Zulkieflimansyah menyatakan kerusakan yang diakibatkan gempa ini begitu masif. Penduduk yang terkena dampak terpaksa tidur di luar ruangan. Padahal di antara mereka ada bayi, anak-anak, dan warga lanjut usia yang terpaksa ikut bertahan di luar ruangan.

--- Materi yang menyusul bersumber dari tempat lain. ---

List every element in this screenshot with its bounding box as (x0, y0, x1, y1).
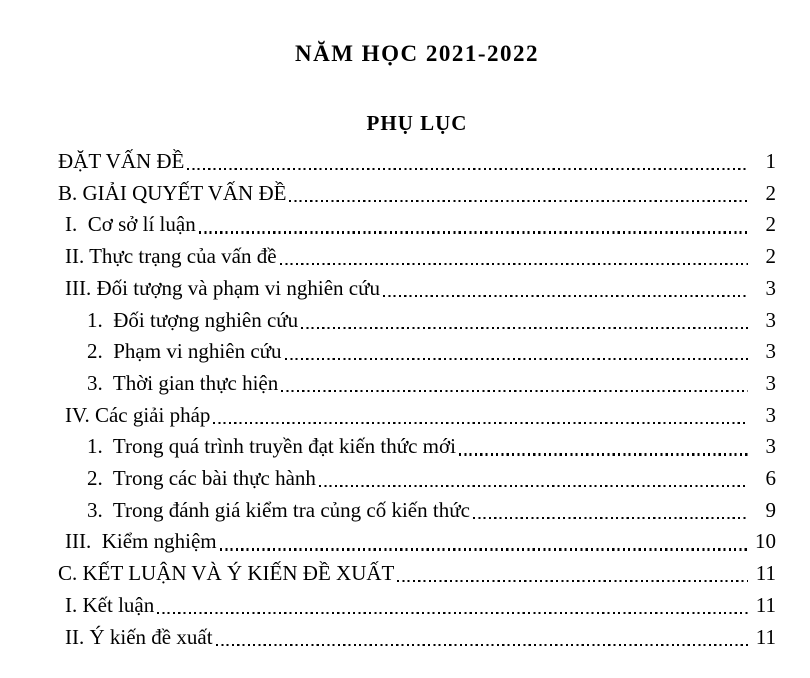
dot-leader (187, 168, 748, 170)
dot-leader (280, 263, 748, 265)
toc-entry-label: II. Ý kiến đề xuất (65, 624, 213, 649)
toc-entry-page: 2 (765, 180, 776, 205)
toc-entry[interactable] (58, 241, 776, 273)
toc-entry-label: I. Kết luận (65, 592, 155, 617)
dot-leader (216, 644, 748, 646)
dot-leader (383, 295, 748, 297)
dot-leader (157, 612, 748, 614)
toc-entry-label: 2. Phạm vi nghiên cứu (87, 339, 282, 364)
toc-entry-page: 3 (765, 339, 776, 364)
toc-entry[interactable] (58, 178, 776, 210)
dot-leader (459, 453, 748, 455)
toc-entry[interactable] (58, 273, 776, 305)
document-title: NĂM HỌC 2021-2022 (295, 41, 539, 66)
toc-entry-label: C. KẾT LUẬN VÀ Ý KIẾN ĐỀ XUẤT (58, 561, 395, 586)
toc-entry-label: 3. Thời gian thực hiện (87, 370, 279, 395)
toc-entry-page: 2 (765, 244, 776, 269)
toc-entry-page: 3 (765, 307, 776, 332)
dot-leader (285, 358, 748, 360)
toc-entry-label: B. GIẢI QUYẾT VẤN ĐỀ (58, 180, 287, 205)
toc-entry-page: 3 (765, 275, 776, 300)
toc-entry-page: 6 (765, 466, 776, 491)
toc-entry-label: I. Cơ sở lí luận (65, 212, 196, 237)
dot-leader (213, 422, 748, 424)
dot-leader (397, 580, 748, 582)
toc-entry[interactable] (58, 558, 776, 590)
toc-entry-page: 10 (755, 529, 776, 554)
toc-entry-page: 11 (755, 592, 776, 617)
toc-entry-page: 11 (755, 624, 776, 649)
dot-leader (281, 390, 748, 392)
toc-entry[interactable] (58, 336, 776, 368)
toc-entry[interactable] (58, 463, 776, 495)
toc-entry[interactable] (58, 495, 776, 527)
toc-entry-label: IV. Các giải pháp (65, 402, 211, 427)
toc-list (58, 146, 776, 653)
toc-entry-label: III. Đối tượng và phạm vi nghiên cứu (65, 275, 380, 300)
toc-entry-page: 3 (765, 434, 776, 459)
toc-entry[interactable] (58, 209, 776, 241)
dot-leader (199, 231, 748, 233)
toc-entry-label: ĐẶT VẤN ĐỀ (58, 149, 185, 173)
toc-heading: PHỤ LỤC (366, 111, 468, 135)
toc-entry-label: 2. Trong các bài thực hành (87, 466, 316, 491)
toc-entry-page: 3 (765, 402, 776, 427)
toc-entry-label: 3. Trong đánh giá kiểm tra củng cố kiến thức (87, 497, 470, 522)
toc-entry-label: 1. Đối tượng nghiên cứu (87, 307, 299, 332)
dot-leader (319, 485, 748, 487)
toc-entry-label: III. Kiểm nghiệm (65, 529, 217, 554)
toc-entry[interactable] (58, 431, 776, 463)
toc-entry-label: 1. Trong quá trình truyền đạt kiến thức mới (87, 434, 456, 459)
toc-entry-page: 9 (765, 497, 776, 522)
toc-entry[interactable] (58, 622, 776, 654)
toc-entry-page: 2 (765, 212, 776, 237)
toc-entry[interactable] (58, 146, 776, 178)
toc-entry[interactable] (58, 400, 776, 432)
toc-entry[interactable] (58, 526, 776, 558)
toc-entry-page: 11 (755, 561, 776, 586)
dot-leader (220, 548, 748, 550)
toc-entry[interactable] (58, 305, 776, 337)
dot-leader (473, 517, 748, 519)
dot-leader (301, 327, 748, 329)
toc-entry-label: II. Thực trạng của vấn đề (65, 244, 277, 269)
dot-leader (289, 200, 748, 202)
toc-entry[interactable] (58, 590, 776, 622)
toc-entry[interactable] (58, 368, 776, 400)
toc-entry-page: 1 (765, 149, 776, 173)
toc-entry-page: 3 (765, 370, 776, 395)
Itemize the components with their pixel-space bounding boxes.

"Kabupaten Lombok Utara, misalnya, hampir 80% rumah penduduk hancur. Sekarang masyarakat tidur di luar, di sawah, di bawah terpal-terpal sederhana. Seberapa lama anak bayi, orang tua, dan lain-lain akan hidup seperti ini?" tutur mantan anggota DPR RI dari PKS yang menang Pilgub NTB 27 Juni 2018 lalu.

DATA KORBAN

Hingga hari Minggu (19/8/2018), korban tewas gempa bumi yang mengguncang Nusa Tenggara Barat untuk sementara 548 orang.  1.054 orang mengalami luka luka dan dirawat di sejumlah tenda pengungsian di Lombok Utara dan Kota Mataram. Jumlah pengungsi di seluruh Lombok tercatat 417.529 jiwa. Sementara bangunan dan fasilitas umum yang rusak sebanyak 71.937 unit.

"Jika diperbaharui data korban meninggal menjadi 548 jiwa," kata Direktur Jenderal Perlindungan dan Jaminan Sosial Kementerian Sosial RI Harry Hikmat, Minggu (19/8/2018).

Pendataan masih terus dilakukan sehingga kemungkinan jumlah korban tewas bertambah masih terbuka.